An airline flight carrying 21 Sri Lankan asylum seekers from Nauru landed in Brisbane last Friday, putting an end to the previous government so-called Pacific Solution. The 21 Sri Lankans, approved as refugees, were the last occupants of the detention centre on the world's smallest republic.

This move, pledged before the election by Kevin Rudd, fulfils the new Prime Minister's commitment to end the controversial policy, under which people arriving by boat were sent to Nauru and Papua New Guinea's Manus Island for refugee determination.

The so-called Pacific Solution was initiated in August 2001 after the Tampa crisis: the Norwegian freighter MV Tampa rescued more than 400 mostly-Afghani asylum seekers after their fishing vessel sank in international waters en route to Australia. The then Prime Minister John Howard refused to let the group enter Australia and asylum seekers were sent to Nauru for the first time.
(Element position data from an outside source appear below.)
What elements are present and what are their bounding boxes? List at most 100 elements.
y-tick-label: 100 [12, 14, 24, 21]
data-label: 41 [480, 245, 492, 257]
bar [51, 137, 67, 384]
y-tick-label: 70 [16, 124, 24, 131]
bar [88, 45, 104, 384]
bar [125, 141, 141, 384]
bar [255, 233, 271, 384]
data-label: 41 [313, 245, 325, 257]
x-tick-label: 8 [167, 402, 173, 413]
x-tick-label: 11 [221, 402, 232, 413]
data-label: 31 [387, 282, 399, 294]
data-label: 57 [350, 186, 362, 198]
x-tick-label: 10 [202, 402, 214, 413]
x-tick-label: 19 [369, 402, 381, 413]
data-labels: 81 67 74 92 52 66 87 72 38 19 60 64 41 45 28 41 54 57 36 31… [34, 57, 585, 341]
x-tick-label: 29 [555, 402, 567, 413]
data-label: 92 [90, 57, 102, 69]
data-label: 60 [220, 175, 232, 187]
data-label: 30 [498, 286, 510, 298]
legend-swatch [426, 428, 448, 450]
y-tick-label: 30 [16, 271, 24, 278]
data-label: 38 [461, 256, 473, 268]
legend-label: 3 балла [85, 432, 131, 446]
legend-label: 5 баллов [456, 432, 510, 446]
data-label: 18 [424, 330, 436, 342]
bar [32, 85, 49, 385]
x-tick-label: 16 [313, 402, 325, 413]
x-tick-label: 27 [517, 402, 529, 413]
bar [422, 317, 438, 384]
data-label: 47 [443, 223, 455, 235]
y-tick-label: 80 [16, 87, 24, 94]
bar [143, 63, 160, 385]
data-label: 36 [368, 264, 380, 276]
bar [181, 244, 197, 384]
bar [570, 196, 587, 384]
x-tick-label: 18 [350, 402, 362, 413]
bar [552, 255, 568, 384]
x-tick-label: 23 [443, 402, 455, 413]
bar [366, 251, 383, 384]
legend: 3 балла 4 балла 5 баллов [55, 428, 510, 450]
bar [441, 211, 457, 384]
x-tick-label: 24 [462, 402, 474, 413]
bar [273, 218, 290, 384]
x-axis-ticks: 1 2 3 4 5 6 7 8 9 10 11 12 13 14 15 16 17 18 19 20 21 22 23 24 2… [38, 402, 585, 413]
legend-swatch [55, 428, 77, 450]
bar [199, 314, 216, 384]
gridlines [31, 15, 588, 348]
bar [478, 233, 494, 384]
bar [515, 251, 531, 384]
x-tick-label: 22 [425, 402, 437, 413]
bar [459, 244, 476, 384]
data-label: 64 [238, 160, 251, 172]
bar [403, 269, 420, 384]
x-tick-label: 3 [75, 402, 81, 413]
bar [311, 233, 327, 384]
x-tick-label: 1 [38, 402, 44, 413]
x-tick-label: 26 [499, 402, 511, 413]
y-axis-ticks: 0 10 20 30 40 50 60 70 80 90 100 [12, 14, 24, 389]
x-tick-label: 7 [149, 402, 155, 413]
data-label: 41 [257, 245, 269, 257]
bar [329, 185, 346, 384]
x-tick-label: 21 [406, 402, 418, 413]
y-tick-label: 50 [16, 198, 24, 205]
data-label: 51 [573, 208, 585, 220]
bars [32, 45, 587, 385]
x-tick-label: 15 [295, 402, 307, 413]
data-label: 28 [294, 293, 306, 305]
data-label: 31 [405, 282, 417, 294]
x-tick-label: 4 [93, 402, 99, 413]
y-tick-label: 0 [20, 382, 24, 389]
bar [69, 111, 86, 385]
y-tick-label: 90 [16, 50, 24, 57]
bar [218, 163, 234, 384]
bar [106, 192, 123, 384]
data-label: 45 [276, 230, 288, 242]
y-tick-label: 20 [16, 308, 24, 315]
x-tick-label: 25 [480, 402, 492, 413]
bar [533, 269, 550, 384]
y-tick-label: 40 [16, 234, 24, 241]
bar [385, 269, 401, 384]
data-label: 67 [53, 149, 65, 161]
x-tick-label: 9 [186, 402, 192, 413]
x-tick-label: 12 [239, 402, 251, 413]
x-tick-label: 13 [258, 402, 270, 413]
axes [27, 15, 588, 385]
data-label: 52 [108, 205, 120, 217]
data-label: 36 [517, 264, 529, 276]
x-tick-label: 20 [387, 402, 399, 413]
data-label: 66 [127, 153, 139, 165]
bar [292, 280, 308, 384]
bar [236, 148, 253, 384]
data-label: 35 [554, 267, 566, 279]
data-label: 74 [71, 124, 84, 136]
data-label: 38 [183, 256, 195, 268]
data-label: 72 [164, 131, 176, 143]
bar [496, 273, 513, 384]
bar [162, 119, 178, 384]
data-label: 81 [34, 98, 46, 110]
Offshore processing centres were set up on Manus Island in Papua New Guinea and on Nauru. The government of the two Nations received millions of dollars in aid in exchange. Virtually every asylum seekers trying to reach Australia by boat and without authorisation was detained in one of those remote camps.

The Manus Island detention centre has been emptied since the last asylum seeker left in 2004. Nauru was shut down last Friday (the 8th Of February) after the 21 remaining asylum seekers flew to Australia, marking the very end of the Pacific Solution.
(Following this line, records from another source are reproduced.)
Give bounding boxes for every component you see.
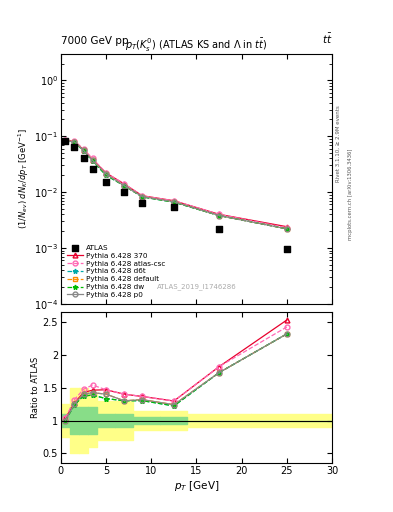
Text: $t\bar{t}$: $t\bar{t}$ [321, 32, 332, 46]
Y-axis label: $(1/N_{ev})\ dN_{K}/dp_{T}\ [\mathrm{GeV}^{-1}]$: $(1/N_{ev})\ dN_{K}/dp_{T}\ [\mathrm{GeV… [17, 129, 31, 229]
Point [171, 203, 177, 211]
Point [139, 199, 145, 207]
Point [62, 137, 69, 145]
Point [89, 165, 96, 173]
Title: $p_{T}(K^{0}_{s})$ (ATLAS KS and $\Lambda$ in $t\bar{t}$): $p_{T}(K^{0}_{s})$ (ATLAS KS and $\Lambd… [125, 37, 268, 54]
Text: ATLAS_2019_I1746286: ATLAS_2019_I1746286 [157, 283, 236, 290]
Text: 7000 GeV pp: 7000 GeV pp [61, 36, 129, 46]
Point [72, 143, 78, 152]
Point [216, 225, 222, 233]
Point [80, 155, 86, 163]
Point [103, 178, 109, 186]
X-axis label: $p_{T}$ [GeV]: $p_{T}$ [GeV] [174, 479, 219, 493]
Legend: ATLAS, Pythia 6.428 370, Pythia 6.428 atlas-csc, Pythia 6.428 d6t, Pythia 6.428 : ATLAS, Pythia 6.428 370, Pythia 6.428 at… [64, 243, 168, 300]
Y-axis label: Ratio to ATLAS: Ratio to ATLAS [31, 357, 40, 418]
Text: mcplots.cern.ch [arXiv:1306.3436]: mcplots.cern.ch [arXiv:1306.3436] [348, 149, 353, 240]
Point [121, 188, 127, 196]
Text: Rivet 3.1.10, ≥ 2.9M events: Rivet 3.1.10, ≥ 2.9M events [336, 105, 341, 182]
Point [284, 245, 290, 253]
The office of the United Nations High Commissioner for Refugees (UNHCR) welcomed the end of the policy.

"Many bona fide refugees caught by the policy spent long periods of isolation, mental hardship and uncertainty-and prolonged separation from their families," UNHCR’s Richard Towle said.

The policy has been fairly criticised by UNHCR, several NGOs and rights groups and accused of breaching Australian responsibilities under international refugee convention.
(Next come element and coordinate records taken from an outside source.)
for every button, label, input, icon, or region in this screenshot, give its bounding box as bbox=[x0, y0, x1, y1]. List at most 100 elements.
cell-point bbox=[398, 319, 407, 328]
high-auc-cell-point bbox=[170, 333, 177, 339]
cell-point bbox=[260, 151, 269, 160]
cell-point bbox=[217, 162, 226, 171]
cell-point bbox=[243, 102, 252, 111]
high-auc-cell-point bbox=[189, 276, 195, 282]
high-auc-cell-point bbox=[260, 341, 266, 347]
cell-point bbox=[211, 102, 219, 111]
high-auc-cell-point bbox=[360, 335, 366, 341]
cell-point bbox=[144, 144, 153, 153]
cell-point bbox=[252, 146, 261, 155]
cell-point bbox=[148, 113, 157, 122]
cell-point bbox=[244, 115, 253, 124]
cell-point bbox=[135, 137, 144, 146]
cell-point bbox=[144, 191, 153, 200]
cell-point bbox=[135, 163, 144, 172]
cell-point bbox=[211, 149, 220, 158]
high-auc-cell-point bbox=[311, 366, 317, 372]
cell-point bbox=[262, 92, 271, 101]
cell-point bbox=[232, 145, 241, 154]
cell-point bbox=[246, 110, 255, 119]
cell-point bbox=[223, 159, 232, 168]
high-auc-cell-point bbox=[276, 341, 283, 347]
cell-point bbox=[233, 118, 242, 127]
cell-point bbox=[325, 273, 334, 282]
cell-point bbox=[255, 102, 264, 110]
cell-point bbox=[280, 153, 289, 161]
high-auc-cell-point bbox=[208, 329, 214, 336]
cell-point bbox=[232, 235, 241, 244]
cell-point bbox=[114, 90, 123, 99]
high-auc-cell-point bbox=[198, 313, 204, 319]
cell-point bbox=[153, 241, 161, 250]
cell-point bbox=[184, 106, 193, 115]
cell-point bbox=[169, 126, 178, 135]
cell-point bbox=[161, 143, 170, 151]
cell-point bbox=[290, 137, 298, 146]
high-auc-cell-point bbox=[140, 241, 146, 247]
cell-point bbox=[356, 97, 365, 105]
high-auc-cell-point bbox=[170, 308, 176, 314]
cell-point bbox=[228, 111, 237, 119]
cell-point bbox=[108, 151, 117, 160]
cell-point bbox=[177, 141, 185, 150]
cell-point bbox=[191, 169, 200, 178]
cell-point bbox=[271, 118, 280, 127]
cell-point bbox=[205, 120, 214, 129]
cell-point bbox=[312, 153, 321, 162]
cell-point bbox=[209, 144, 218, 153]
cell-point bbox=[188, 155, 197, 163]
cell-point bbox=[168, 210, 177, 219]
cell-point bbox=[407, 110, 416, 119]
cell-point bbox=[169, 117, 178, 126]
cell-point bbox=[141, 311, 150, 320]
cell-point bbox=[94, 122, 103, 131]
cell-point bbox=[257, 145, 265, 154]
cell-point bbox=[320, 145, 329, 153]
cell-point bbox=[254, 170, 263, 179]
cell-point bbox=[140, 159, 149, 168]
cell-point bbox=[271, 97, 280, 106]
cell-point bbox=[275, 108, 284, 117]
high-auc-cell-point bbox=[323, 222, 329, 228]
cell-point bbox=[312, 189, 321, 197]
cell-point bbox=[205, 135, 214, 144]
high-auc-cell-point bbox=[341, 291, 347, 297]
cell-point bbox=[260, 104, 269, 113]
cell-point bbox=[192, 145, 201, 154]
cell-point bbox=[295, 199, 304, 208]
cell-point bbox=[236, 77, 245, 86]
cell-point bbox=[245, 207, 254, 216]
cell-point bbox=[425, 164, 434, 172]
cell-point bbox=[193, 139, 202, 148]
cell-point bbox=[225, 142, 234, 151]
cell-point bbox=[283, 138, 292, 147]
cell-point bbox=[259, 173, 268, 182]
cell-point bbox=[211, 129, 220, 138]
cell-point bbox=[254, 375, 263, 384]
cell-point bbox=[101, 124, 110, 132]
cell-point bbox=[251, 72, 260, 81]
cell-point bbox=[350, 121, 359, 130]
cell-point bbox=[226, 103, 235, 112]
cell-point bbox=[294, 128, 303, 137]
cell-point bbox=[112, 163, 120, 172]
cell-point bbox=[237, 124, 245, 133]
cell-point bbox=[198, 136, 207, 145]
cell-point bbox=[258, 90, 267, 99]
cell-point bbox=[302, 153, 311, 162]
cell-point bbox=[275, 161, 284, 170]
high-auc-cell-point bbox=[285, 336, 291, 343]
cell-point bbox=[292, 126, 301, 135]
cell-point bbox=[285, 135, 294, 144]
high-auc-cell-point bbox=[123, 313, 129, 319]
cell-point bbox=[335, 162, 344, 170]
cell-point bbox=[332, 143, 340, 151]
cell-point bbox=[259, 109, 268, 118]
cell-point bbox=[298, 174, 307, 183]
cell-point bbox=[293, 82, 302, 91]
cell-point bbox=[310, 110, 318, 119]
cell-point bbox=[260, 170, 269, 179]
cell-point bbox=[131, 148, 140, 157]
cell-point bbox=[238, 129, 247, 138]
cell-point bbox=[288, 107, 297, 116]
Amnesty International has campaigned strongly since the centre was initially opened for an end to the Pacific Solution and for the centre on Nauru to be closed.

"This is the end of a long and fairly painful chapter in Australian asylum policy and practice" UNHCR’s Richard Towle said.

The Labor Government however said that it would remain tough on border policy and will use the processing centre on its Indian Ocean territory of Christmas Island. However, UNHCR will be careful monitoring of the processing centre on Christmas Island.

"We will be arguing that the kinds of policy responses and practices out on Christmas Island-if people have to be looked at first there-that they should be as close as possible to the procedures that apply to onshore asylum seekers in Australia" Richard Towle said.